Según un estudio de 2023 publicado en Diabetologia, las mujeres con diabetes tipo 2 exhiben mayores riesgos relativos de enfermedad cardiovascular (ECV) y mortalidad que los hombres, particularmente las mujeres más jóvenes, debido a factores como una mayor carga de obesidad al momento del diagnóstico, cambios relacionados con la menopausia y diabetes gestacional previa.

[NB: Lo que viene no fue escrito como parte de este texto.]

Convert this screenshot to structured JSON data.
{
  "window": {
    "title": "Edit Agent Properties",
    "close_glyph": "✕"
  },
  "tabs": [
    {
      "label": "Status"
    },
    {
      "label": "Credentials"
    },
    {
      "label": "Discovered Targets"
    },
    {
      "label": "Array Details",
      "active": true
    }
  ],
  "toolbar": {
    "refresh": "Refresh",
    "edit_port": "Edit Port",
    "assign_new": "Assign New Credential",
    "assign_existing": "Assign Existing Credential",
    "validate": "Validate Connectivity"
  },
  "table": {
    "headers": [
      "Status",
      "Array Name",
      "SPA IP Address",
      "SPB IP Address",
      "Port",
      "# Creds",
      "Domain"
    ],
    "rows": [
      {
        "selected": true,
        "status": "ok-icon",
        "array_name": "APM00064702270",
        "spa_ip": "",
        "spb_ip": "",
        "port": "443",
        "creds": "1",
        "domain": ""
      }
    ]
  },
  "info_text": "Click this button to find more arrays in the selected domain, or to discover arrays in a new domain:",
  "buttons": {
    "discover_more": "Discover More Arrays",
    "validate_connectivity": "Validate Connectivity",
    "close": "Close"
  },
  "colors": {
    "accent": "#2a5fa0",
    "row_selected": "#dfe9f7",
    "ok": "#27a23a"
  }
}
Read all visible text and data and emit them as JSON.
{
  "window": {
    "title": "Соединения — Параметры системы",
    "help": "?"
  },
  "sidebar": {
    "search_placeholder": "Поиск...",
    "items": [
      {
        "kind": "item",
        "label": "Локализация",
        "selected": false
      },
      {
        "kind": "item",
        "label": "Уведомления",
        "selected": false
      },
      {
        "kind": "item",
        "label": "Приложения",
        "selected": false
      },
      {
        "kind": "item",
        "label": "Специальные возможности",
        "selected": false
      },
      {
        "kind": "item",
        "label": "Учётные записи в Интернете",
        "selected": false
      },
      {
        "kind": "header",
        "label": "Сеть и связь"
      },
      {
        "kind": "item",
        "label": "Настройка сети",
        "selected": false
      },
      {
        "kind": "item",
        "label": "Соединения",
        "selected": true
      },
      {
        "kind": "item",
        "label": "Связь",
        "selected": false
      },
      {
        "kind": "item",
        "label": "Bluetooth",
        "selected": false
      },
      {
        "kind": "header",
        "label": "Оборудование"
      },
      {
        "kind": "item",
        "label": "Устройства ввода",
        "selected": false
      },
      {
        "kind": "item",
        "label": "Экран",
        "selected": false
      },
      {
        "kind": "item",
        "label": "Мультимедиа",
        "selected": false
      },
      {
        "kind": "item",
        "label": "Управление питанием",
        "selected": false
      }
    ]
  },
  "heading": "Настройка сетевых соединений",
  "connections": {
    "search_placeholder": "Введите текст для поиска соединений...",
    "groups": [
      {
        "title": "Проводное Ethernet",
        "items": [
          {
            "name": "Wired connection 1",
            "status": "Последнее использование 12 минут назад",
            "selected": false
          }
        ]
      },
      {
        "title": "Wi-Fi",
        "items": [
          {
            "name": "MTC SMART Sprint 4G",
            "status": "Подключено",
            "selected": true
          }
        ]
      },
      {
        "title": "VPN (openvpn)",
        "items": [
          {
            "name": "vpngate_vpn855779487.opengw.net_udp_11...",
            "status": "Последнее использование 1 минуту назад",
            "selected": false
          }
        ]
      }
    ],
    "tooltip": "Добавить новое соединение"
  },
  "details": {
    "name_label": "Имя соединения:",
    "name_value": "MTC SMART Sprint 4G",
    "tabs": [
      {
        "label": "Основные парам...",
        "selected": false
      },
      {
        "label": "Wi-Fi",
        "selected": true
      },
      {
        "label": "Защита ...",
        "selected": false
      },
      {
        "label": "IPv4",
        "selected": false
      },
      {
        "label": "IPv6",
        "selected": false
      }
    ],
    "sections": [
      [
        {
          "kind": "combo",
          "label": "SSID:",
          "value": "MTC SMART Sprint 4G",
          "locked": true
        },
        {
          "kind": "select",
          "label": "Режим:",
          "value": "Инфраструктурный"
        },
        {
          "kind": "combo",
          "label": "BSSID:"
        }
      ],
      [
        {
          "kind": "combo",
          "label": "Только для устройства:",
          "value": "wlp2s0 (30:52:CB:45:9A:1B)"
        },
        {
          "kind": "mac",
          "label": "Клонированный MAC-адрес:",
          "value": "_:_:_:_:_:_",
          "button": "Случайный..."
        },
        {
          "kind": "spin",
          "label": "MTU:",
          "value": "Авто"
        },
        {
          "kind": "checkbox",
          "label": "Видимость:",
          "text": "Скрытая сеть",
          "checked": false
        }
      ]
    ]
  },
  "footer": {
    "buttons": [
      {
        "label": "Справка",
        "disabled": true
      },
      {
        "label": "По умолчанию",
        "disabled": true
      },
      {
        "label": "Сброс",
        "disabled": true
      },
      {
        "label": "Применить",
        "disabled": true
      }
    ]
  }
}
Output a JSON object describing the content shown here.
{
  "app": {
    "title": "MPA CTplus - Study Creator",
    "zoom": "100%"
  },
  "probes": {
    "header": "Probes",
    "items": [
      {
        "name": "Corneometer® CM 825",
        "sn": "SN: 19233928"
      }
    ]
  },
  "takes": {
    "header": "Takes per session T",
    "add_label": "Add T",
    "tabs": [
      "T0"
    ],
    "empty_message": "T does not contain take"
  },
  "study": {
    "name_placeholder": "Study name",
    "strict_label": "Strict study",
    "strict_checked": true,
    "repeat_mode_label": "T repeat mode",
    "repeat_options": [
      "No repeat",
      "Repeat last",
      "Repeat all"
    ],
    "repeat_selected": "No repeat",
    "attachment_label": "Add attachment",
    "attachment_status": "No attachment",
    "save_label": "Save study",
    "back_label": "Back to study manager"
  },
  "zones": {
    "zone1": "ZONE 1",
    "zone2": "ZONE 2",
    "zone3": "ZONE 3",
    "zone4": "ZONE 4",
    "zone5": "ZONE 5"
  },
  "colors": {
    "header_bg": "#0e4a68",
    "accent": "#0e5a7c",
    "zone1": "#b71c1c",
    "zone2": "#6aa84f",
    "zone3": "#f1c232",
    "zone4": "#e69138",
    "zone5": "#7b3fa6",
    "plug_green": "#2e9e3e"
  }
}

Una revisión sistemática, publicada en Diabetologia, de 47 cohortes que incluyen a 12 millones de individuos, encontró que las mujeres con diabetes tipo 2 tienen un mayor riesgo relativo de insuficiencia cardíaca que los hombres. Las mujeres también informan hipoglucemia más grave y un control glucémico más deficiente en algunas terapias.
¿Qué se puede hacer?
- Coma saludablemente: Concéntrese en granos integrales, verduras frescas, frutas, proteínas magras y grasas saludables.
- Haga ejercicio: Mueva su cuerpo, incluso una caminata rápida de 30 minutos cada día puede ayudar a su cuerpo.
- Control de peso: Si tiene sobrepeso, perder solo un 5-10% puede mejorar el equilibrio hormonal.
- Medicamentos: Algunas personas también pueden necesitar medicamentos como la metformina para ayudar a controlar la insulina. No se salte los chequeos regulares.